#Throwback Mensa jamming at indie Fuse 2013 [SabolaiRadio] photo: OneFotos

Ghana folk should have noticed M3NSA from @FOKNBOIS’s tag team with Hungarian producer Elo by now. REDRED is what they chose as a name for the project- it’s inspired by Ghana’s signature dish of sweet fried plantains with beans in spicy palm oil. Although scheduled for an Independence Day release at the beginning of the month, the track’s message is still right on time. “How Far” critiques Ghana’s current economic and political stagnation and a social apathy enforced by religion. This is a really refreshing time as more and more Ghanaian artists are inspired to make music that reflects our times.

M3NSA told Thump in an interview:

“6 March, Ghana’s Independence Day. The day Ghanaians stop and ask themselves if they’re better off since gaining independence from their colonial masters or if it’s all just a farce. And more often than not the answer is the latter. This is not because they would rather suffer under colonial rule, but because they mostly feel let down by their own chosen leaders.

For the rest of the year there’s no time for the average person to stop and deliberate over the state of the country because of constant battles with power crises, lack of running water, access to basic social amenities, and health care is enough to keep your hands full until next March, This is the 59th year. Happy Independence Day, Ghana.”

@FOKNBOIS have been at it for a long bit, so no surprises there. “How Far” was shot in the oldest and probably most spectacular part of Accra – James Town Gamashie. From the iconic Light House to the ruins of the Sea View, the oldest hotel in Accra, the video weaves a series of poignant moments into a beautiful color pallette as an ode to the old city. At the core of this African Electronic Dance tune is a fundamental question of how far we’ve come as a nation since (in)Dependence. Protest music with synth heavy drums and electrified bass is clearly resetting the stage for Ghanaian music by questioning our country’s setbacks and the odd ways history repeats itself.

RedRed says they’re using this electro fusion of African Electronic Dance Music (AEDM) as a form of liberation theory that can steer us to more progressive ways of life. Perhaps in the same way that reggae carried political significance to youth liberation movements around the world, at least between the 1970s – 1990s. Now more than ever, there’s a need to dig ourselves out of a dependence on foreign aid and coercive financial interests, nearly 60 years following the event of Independence.

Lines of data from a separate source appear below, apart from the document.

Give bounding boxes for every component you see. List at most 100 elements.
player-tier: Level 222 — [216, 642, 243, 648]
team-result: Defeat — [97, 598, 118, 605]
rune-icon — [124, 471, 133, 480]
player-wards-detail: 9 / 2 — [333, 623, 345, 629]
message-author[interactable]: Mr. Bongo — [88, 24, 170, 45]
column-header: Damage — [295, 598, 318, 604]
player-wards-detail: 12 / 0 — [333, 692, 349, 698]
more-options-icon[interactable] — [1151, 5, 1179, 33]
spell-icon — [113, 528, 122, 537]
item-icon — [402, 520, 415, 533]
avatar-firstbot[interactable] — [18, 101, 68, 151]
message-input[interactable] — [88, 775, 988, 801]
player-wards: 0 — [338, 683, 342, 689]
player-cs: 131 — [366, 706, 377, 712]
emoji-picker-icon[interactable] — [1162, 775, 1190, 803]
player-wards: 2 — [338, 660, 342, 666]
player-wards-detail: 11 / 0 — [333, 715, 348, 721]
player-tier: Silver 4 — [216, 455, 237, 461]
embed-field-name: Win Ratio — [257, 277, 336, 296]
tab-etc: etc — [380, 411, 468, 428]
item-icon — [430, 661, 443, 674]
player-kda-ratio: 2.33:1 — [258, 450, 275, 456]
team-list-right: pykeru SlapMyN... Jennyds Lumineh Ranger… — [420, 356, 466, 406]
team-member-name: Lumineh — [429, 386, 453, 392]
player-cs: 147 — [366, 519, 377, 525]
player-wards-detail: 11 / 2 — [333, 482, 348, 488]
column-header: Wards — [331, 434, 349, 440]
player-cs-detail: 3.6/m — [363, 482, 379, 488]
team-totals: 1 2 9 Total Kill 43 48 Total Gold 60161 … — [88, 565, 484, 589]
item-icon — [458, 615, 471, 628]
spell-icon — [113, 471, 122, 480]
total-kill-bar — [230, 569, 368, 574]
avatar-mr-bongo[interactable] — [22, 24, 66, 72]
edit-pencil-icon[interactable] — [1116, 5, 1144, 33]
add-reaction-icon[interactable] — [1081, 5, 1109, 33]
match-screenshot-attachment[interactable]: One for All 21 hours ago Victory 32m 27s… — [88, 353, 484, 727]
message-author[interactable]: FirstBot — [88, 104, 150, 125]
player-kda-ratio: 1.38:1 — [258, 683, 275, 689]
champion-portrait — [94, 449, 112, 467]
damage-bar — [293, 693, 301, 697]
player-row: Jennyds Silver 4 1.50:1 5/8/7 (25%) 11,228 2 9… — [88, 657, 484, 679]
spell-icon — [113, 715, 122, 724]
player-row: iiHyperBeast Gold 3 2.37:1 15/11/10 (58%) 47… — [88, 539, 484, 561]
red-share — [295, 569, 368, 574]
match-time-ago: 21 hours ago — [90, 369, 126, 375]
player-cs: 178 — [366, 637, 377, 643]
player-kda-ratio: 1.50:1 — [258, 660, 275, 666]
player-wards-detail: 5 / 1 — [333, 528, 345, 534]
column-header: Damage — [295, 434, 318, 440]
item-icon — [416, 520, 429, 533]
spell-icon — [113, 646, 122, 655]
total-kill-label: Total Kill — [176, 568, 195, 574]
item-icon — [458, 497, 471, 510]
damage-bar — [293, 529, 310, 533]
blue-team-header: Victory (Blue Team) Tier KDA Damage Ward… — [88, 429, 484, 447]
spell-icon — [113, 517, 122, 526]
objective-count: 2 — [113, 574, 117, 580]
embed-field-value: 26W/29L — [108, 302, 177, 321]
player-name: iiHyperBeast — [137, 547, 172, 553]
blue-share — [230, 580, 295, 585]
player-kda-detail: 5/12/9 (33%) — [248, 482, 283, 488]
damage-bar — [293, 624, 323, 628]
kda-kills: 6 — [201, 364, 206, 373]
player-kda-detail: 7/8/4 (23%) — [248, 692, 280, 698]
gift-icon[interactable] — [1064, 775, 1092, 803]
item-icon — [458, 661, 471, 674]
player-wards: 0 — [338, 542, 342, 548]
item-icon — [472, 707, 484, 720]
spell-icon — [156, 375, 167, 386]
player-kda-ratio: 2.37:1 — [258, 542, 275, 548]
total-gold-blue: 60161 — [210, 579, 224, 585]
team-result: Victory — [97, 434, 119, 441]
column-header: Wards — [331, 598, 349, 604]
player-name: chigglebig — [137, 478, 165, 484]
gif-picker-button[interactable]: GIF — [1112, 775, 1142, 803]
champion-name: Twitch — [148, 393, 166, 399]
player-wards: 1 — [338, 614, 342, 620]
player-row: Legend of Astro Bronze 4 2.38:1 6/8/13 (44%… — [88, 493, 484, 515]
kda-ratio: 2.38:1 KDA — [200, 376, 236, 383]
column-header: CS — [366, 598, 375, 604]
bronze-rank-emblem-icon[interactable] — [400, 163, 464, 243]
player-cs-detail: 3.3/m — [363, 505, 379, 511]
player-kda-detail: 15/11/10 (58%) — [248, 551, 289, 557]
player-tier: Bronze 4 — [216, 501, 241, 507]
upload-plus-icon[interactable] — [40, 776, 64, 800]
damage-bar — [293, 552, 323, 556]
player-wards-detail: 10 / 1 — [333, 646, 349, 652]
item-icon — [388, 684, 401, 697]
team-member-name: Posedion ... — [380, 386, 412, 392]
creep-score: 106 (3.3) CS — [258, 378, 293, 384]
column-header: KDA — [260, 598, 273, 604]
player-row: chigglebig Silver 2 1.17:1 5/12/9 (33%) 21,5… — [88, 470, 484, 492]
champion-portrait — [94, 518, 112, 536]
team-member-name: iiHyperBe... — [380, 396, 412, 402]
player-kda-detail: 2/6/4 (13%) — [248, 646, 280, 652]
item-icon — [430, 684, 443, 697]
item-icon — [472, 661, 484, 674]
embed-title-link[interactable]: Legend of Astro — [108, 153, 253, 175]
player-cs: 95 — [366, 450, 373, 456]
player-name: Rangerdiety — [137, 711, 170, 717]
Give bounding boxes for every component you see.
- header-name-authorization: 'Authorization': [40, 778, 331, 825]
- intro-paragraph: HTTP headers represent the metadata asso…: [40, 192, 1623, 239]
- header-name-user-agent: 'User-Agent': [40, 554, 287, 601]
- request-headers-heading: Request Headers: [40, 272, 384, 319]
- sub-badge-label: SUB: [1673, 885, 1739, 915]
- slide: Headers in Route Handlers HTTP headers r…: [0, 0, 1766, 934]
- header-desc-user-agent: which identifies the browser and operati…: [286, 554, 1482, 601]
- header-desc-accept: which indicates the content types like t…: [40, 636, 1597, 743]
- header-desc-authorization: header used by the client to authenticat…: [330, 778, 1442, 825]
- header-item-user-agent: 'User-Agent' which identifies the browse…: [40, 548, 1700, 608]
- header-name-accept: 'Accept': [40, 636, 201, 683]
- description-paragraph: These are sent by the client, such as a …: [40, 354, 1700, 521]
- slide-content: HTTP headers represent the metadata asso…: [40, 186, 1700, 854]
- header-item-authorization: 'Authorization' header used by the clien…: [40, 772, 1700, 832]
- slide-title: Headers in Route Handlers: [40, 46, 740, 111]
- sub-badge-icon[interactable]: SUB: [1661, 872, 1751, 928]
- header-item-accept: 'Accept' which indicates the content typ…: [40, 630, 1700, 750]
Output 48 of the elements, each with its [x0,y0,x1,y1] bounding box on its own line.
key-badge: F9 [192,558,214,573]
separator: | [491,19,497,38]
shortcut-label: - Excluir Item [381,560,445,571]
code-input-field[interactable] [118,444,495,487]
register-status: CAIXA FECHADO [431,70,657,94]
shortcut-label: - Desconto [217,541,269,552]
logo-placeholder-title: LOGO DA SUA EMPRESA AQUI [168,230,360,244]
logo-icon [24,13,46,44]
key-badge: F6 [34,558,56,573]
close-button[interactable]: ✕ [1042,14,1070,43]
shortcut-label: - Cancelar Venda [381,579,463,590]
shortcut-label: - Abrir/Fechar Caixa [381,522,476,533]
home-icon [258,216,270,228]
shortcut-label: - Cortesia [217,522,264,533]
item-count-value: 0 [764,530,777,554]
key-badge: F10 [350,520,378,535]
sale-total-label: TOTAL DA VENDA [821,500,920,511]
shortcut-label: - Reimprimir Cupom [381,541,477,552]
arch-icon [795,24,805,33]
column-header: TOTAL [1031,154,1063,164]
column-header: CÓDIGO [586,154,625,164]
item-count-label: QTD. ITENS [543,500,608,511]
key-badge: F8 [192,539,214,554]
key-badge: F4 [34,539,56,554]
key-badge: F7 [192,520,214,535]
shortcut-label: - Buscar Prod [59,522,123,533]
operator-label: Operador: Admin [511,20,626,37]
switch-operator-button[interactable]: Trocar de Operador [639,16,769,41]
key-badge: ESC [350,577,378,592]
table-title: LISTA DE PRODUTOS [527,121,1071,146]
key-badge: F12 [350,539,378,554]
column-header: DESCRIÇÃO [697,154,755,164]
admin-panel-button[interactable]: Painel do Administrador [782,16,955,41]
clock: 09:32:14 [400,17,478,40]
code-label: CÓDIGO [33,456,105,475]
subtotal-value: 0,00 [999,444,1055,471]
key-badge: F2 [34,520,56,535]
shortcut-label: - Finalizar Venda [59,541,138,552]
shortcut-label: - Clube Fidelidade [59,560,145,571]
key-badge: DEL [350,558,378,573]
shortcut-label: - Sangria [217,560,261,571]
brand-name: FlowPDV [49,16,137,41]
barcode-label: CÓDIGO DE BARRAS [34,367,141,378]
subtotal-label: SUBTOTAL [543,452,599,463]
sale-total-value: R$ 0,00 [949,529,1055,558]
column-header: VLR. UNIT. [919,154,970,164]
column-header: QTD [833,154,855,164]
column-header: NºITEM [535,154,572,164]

On this, M3NSA had to say:

“The future is now. We’re rallying up our generation, the new generation in the most relevant form. So, if it has to be Reggae then we’re fusing its synths and dubbing it up to make it even edgier and more contemporary. Stepping up the tempo at times perhaps to signify the urgency and pumping heartbeats. Everyone is connected to the electronic hub somehow so you can’t deny it or pigeonhole the sound of the movement. All we are doing is fusing what’s indigenous to us with the future”.

“How Far” is directed by Ghanaian-Swiss filmmaker Jarreth Merz for Junction Film Ghana.